Composition over Inheritance:継承より合成を優先する

入門 | 9分 で読める | 2026.06.18

公式ドキュメント

Composition over Inheritance は、「継承より合成を優先する」という設計原則です。

オブジェクト指向を学ぶと継承が便利に見えますが、使いすぎると変更に弱くなります。

一言でいうと

継承で親子関係を深くするより、小さな部品を組み合わせるほうが変更しやすい場面があります。

継承は「AはBの一種である」という関係を表します。合成は「AはBを持っている」という関係を表します。

継承の例

class EmailNotifier {
 send(message: string) {
 console.log(`email: ${message}`);
 }
}

class WelcomeEmailNotifier extends EmailNotifier {
 sendWelcome(userName: string) {
 this.send(`Welcome ${userName}`);
 }
}

単純な例では問題ありません。しかし、継承階層が深くなると、親クラスの変更が子クラスへ広く影響します。

合成の例

class WelcomeMessageService {
 constructor(private readonly notifier: Notifier) {}

 sendWelcome(userName: string) {
 this.notifier.send(`Welcome ${userName}`);
 }
}

通知方法を外から渡しています。

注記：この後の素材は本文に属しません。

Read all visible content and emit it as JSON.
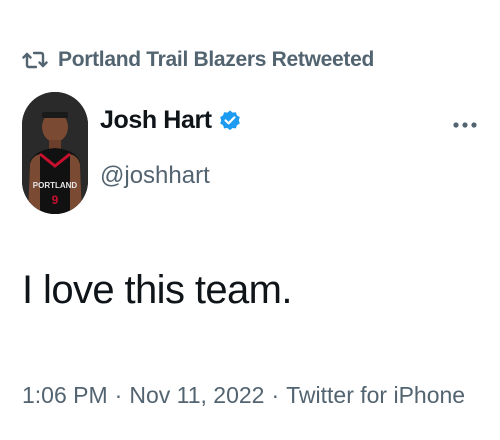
{
  "retweet_banner": {
    "icon": "retweet-icon",
    "text": "Portland Trail Blazers Retweeted"
  },
  "author": {
    "display_name": "Josh Hart",
    "handle": "@joshhart",
    "verified_icon": "verified-badge-icon",
    "avatar_jersey_text": "PORTLAND",
    "avatar_jersey_number": "9"
  },
  "more_icon": "more-options-icon",
  "tweet": {
    "text": "I love this team."
  },
  "meta": {
    "time": "1:06 PM",
    "separator": "·",
    "date": "Nov 11, 2022",
    "source": "Twitter for iPhone"
  },
  "colors": {
    "primary_text": "#0f1419",
    "secondary_text": "#536471",
    "verified_blue": "#1d9bf0"
  }
}
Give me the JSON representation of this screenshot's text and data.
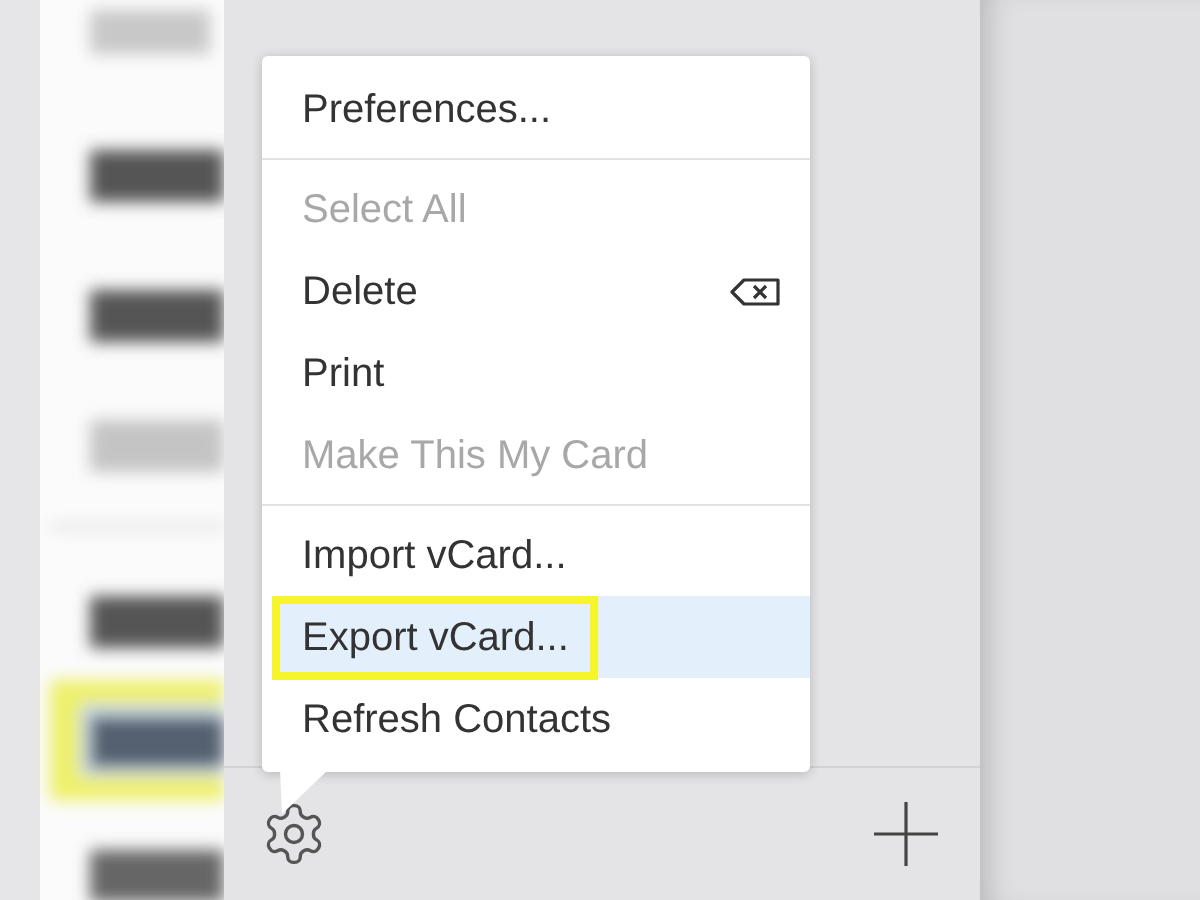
{
  "menu": {
    "items": [
      {
        "kind": "item",
        "label": "Preferences...",
        "disabled": false,
        "selected": false,
        "outlined": false
      },
      {
        "kind": "separator"
      },
      {
        "kind": "item",
        "label": "Select All",
        "disabled": true,
        "selected": false,
        "outlined": false
      },
      {
        "kind": "item",
        "label": "Delete",
        "disabled": false,
        "selected": false,
        "outlined": false,
        "delete_key_icon": true
      },
      {
        "kind": "item",
        "label": "Print",
        "disabled": false,
        "selected": false,
        "outlined": false
      },
      {
        "kind": "item",
        "label": "Make This My Card",
        "disabled": true,
        "selected": false,
        "outlined": false
      },
      {
        "kind": "separator"
      },
      {
        "kind": "item",
        "label": "Import vCard...",
        "disabled": false,
        "selected": false,
        "outlined": false
      },
      {
        "kind": "item",
        "label": "Export vCard...",
        "disabled": false,
        "selected": true,
        "outlined": true
      },
      {
        "kind": "item",
        "label": "Refresh Contacts",
        "disabled": false,
        "selected": false,
        "outlined": false
      }
    ]
  }
}
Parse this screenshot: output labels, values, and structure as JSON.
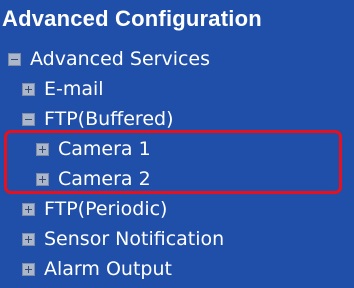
{
  "panel": {
    "title": "Advanced Configuration",
    "tree": {
      "root": {
        "label": "Advanced Services",
        "state": "expanded"
      },
      "items": [
        {
          "label": "E-mail",
          "state": "collapsed"
        },
        {
          "label": "FTP(Buffered)",
          "state": "expanded"
        },
        {
          "label": "Camera 1",
          "state": "collapsed"
        },
        {
          "label": "Camera 2",
          "state": "collapsed"
        },
        {
          "label": "FTP(Periodic)",
          "state": "collapsed"
        },
        {
          "label": "Sensor Notification",
          "state": "collapsed"
        },
        {
          "label": "Alarm Output",
          "state": "collapsed"
        }
      ]
    }
  },
  "icons": {
    "expanded": "minus-toggle-icon",
    "collapsed": "plus-toggle-icon"
  },
  "colors": {
    "background": "#1f4fa9",
    "text": "#ffffff",
    "toggle": "#aab6cb",
    "highlight": "#e8101c"
  }
}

メール通知、Slack通知、テスト用通知を差し替えやすくなります。

継承がつらくなるサイン

サイン問題
親クラスが大きい子クラスが不要な機能まで持つ
子クラスが増えすぎる変更影響が読みにくい
overrideが多い親の設計と合わなくなっている
継承階層が深い実際の処理を追うのが大変
テストしにくい親クラスの状態に依存する

継承は便利ですが、親の都合に子が縛られます。

合成が向いている場面

  • 処理の一部を差し替えたい
  • テスト用の実装を渡したい
  • 複数の振る舞いを組み合わせたい
  • 親子関係より役割の組み合わせで表せる
  • 将来の変更点が部品ごとに違う

たとえば、通知、保存、ログ、認証、支払いなどの外部処理は、合成やDIと相性がよいです。

継承を使ってよい場面

継承が悪いわけではありません。

「本当にAはBの一種」と言える場合、フレームワークの拡張ポイントとして決まっている場合、共通の契約を表す場合には使えます。

ただし、コード再利用だけを目的に継承するのは注意です。

まとめ

Composition over Inheritance は、継承より合成を優先して考える設計原則です。

親子関係で縛るより、小さな役割を組み合わせるほうが、差し替えやテストがしやすくなります。